Currently, the vascular brachytherapy devices available for clinical trials are radioactive stents and catheter-based systems using a radioactive wire advanced with an afterloader, or radioactive seeds delivered with a hydraulic delivery system. Other systems based on radioactive balloons are in development. There is variability in the dose prescription, and both γ- and β-emitters are used. These variations lead to a wide range of dose distributions over the arterial vessel wall requiring a careful interpretation and comparison of the results of the ongoing studies. The typical dose prescription distance in the coronary arteries is in the range of 2 mm from the source axis. Because of the steep dose fall-off, particularly for β-emitters, accurate dosimetry requires precise knowledge of geometry.

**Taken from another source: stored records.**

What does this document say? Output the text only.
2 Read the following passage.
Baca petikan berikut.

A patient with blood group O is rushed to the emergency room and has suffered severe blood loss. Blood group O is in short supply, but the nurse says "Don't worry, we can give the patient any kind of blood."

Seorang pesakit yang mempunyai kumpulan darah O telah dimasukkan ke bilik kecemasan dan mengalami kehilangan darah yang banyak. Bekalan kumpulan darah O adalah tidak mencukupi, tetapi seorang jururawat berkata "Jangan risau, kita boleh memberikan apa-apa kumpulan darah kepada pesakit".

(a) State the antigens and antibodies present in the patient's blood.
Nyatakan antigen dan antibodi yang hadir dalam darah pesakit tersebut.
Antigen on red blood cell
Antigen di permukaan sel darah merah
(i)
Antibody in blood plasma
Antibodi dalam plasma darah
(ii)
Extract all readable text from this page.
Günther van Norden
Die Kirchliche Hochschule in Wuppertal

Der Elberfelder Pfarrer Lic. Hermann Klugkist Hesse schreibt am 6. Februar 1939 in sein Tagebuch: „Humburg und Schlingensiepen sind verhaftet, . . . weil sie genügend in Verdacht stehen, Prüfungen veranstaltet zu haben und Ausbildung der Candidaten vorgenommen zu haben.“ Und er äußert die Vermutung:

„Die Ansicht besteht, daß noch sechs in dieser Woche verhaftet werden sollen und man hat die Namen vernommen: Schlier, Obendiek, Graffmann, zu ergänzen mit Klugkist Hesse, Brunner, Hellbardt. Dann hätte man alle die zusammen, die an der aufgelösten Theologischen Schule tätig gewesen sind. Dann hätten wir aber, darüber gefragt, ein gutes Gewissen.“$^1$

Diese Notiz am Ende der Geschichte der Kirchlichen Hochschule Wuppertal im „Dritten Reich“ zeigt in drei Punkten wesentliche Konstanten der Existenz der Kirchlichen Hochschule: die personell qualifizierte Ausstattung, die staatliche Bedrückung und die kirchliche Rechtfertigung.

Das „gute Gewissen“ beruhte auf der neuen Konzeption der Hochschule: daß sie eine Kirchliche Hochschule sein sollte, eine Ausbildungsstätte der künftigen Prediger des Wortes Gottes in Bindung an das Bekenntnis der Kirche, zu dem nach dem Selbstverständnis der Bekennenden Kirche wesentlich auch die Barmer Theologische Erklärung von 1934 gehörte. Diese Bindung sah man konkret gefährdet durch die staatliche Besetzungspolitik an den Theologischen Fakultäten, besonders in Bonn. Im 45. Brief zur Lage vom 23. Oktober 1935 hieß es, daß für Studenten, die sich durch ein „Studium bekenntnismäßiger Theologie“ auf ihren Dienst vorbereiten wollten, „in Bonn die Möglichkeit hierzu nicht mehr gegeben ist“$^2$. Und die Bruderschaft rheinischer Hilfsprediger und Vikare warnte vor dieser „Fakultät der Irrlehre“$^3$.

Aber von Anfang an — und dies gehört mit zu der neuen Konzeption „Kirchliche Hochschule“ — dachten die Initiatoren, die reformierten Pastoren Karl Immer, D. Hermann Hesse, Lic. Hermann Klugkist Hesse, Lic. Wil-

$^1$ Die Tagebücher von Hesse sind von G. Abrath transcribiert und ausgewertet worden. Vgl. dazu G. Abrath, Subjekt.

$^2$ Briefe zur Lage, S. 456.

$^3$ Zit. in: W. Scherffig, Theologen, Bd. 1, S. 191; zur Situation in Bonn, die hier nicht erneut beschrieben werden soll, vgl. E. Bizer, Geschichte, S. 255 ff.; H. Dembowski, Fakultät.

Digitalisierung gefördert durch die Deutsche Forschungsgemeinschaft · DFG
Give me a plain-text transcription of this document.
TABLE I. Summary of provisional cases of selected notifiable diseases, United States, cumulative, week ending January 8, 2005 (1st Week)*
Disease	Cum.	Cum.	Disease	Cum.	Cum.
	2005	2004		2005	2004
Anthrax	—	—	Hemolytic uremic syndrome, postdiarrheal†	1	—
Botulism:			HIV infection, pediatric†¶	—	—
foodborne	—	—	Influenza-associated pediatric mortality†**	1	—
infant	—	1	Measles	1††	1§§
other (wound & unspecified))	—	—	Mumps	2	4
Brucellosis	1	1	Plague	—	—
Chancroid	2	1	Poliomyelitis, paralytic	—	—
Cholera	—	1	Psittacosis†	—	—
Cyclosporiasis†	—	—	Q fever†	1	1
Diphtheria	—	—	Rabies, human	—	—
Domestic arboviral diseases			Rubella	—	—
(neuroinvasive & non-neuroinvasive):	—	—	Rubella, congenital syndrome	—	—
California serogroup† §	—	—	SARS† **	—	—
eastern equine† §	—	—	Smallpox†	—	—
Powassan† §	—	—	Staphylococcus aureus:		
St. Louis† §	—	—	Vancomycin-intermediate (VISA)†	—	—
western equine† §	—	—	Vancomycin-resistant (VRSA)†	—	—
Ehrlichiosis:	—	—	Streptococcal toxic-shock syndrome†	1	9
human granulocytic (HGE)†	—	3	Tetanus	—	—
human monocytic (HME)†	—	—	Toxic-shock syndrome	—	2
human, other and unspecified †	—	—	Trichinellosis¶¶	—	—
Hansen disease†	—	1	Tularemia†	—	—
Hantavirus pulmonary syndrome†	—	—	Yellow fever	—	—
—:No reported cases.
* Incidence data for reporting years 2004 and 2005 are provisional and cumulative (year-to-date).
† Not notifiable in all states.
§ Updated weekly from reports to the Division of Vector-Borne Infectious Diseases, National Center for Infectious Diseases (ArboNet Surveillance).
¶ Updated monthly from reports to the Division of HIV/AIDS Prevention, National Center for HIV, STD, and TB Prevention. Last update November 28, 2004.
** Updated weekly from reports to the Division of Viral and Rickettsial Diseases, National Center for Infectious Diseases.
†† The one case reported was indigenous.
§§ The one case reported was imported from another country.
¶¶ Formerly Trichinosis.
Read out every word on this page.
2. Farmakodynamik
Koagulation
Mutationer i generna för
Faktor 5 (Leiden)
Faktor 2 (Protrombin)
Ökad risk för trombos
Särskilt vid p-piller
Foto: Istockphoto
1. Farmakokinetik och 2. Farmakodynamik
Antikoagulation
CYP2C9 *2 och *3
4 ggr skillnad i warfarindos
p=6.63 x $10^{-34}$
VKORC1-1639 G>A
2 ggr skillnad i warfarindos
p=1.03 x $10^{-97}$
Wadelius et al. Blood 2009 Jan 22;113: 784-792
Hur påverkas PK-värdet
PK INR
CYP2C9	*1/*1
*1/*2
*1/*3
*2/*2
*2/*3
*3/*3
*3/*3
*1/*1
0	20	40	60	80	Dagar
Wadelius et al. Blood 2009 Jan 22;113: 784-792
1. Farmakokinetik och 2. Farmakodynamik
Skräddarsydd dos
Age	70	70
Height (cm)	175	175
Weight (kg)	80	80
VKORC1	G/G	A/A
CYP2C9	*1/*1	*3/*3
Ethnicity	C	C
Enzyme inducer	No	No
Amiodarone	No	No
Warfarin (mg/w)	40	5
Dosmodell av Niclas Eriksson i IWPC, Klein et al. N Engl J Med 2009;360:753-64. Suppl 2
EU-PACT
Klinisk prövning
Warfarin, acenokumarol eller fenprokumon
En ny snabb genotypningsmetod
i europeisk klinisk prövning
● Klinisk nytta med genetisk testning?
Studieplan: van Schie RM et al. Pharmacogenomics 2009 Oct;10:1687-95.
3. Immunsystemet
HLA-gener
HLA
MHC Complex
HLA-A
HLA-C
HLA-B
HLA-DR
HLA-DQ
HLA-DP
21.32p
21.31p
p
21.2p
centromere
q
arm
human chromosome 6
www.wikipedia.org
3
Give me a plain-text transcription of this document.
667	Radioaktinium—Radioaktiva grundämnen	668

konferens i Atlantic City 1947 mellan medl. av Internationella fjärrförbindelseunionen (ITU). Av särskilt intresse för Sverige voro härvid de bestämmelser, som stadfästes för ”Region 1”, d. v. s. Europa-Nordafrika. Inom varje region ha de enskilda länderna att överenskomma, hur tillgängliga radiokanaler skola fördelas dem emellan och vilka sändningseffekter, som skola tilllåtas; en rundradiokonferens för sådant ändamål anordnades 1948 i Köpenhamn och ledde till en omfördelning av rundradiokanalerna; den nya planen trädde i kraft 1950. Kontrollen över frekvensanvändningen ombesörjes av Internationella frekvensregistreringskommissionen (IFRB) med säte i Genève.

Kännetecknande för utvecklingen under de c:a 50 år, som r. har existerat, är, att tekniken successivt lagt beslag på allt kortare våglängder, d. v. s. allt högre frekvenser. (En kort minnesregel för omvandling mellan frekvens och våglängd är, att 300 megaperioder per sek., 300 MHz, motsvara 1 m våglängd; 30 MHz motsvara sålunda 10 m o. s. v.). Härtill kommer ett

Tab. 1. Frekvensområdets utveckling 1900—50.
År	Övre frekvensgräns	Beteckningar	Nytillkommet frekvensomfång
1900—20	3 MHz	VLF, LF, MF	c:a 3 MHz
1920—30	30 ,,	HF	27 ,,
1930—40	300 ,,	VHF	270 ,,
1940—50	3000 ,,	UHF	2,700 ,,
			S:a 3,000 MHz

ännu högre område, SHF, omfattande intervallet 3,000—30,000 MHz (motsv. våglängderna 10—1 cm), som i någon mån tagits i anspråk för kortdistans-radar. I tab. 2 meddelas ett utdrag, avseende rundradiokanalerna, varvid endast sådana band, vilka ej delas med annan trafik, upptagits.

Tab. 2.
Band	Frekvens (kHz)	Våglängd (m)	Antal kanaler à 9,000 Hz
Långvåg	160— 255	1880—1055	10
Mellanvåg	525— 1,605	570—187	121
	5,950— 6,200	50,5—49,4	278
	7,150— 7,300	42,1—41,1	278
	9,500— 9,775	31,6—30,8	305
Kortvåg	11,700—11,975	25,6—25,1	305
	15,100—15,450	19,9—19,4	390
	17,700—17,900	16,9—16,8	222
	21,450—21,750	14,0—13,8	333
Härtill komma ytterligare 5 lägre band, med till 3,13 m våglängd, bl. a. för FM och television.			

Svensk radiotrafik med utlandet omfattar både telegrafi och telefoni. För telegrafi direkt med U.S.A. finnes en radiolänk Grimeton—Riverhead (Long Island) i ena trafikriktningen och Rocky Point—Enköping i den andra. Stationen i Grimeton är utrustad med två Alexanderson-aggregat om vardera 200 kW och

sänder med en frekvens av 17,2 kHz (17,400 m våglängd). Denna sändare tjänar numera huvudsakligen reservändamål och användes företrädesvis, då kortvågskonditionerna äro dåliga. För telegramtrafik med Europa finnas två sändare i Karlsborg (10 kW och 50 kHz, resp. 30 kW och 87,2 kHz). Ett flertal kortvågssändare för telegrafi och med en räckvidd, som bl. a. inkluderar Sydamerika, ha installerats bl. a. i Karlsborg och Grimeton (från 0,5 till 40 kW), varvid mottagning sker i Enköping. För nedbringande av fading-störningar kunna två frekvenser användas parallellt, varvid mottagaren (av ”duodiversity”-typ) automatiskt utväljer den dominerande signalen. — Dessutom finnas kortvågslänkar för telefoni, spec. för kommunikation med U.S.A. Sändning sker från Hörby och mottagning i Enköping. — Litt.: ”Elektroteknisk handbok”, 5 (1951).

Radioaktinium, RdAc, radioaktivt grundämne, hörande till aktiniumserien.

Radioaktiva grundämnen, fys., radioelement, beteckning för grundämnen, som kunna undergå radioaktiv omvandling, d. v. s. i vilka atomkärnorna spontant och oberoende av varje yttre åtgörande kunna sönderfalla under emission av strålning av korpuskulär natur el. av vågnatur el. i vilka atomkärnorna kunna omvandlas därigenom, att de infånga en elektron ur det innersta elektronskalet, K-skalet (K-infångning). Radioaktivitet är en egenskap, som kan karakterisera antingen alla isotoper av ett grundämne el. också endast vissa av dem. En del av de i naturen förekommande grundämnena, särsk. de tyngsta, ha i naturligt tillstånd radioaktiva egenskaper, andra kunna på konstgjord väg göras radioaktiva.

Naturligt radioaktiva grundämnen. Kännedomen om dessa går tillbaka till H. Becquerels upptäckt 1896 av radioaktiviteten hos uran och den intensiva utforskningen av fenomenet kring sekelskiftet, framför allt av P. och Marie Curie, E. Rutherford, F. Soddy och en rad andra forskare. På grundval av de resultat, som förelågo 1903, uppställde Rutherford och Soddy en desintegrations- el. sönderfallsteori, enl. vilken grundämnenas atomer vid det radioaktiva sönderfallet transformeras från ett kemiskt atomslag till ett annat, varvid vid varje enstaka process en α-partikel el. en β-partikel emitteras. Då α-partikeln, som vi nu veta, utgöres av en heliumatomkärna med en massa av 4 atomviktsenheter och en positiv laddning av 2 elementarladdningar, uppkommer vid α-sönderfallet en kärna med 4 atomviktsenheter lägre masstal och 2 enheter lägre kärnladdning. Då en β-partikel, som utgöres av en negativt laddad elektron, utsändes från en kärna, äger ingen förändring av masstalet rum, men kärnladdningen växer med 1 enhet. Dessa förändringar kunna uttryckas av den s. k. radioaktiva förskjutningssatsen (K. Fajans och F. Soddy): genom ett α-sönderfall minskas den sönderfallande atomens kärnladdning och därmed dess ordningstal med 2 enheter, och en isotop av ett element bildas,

In this paper, we describe a dosimetry evaluation tool for coronary brachytherapy based on three-dimensional (3-D) reconstruction of electrocardiogram (ECG)-gated intravascular ultrasound (IVUS) images. IVUS was developed to overcome the limitations of x-ray angiography. Its methodology and clinical applications have been reviewed extensively [17]. IVUS, by its tomographic approach, provides a mean for the evaluation of both lumen and vessel wall morphology. Assuming that the catheter containing the radioactive source is lying in the same position as the IVUS catheter, it is possible to measure the distance from the source to any vascular structure in one cross-sectional image, and to construct isodose plots. IVUS recordings can be performed with a constant speed motorized pull-back device (e.g., 0.5 mm/s), which permits the evaluation of the length of a stenosis. Recently, 3-D image reconstruction and analysis systems have been introduced that can be used for complete quantitative analysis of IVUS images 18, 19, 20, 21. However, image artifacts that result from cyclic changes in coronary dimensions and from the movement of the IVUS catheter in the arterial lumen limit the accuracy of the 3-D boundary detection systems [22]. This problem led to the development of a new approach in our institution. To limit cyclic movement artifacts, we use an ECG-gated image acquisition workstation that controls a dedicated pull-back device. Feasibility, reproducibility, and improvement in the quantitative parameters analyzed have been reported recently 23, 24. The complete 3-D data set of the coordinates of the automatically detected lumen corresponding to the highly echogenic blood–vessel interface, and of the echogenic media–adventitia interface can be used for dosimetry evaluation.

Dose-volume histograms (DVH) are used everyday in radiotherapy to condense the large body of information of the complete 3-D dose distribution data into a plot graphically summarizing the radiation distribution throughout the target volume and the anatomical structures of interest 25, 26. We have recently reported preliminary data on the methodology to compute DVH for coronary brachytherapy from 3-D IVUS data [27].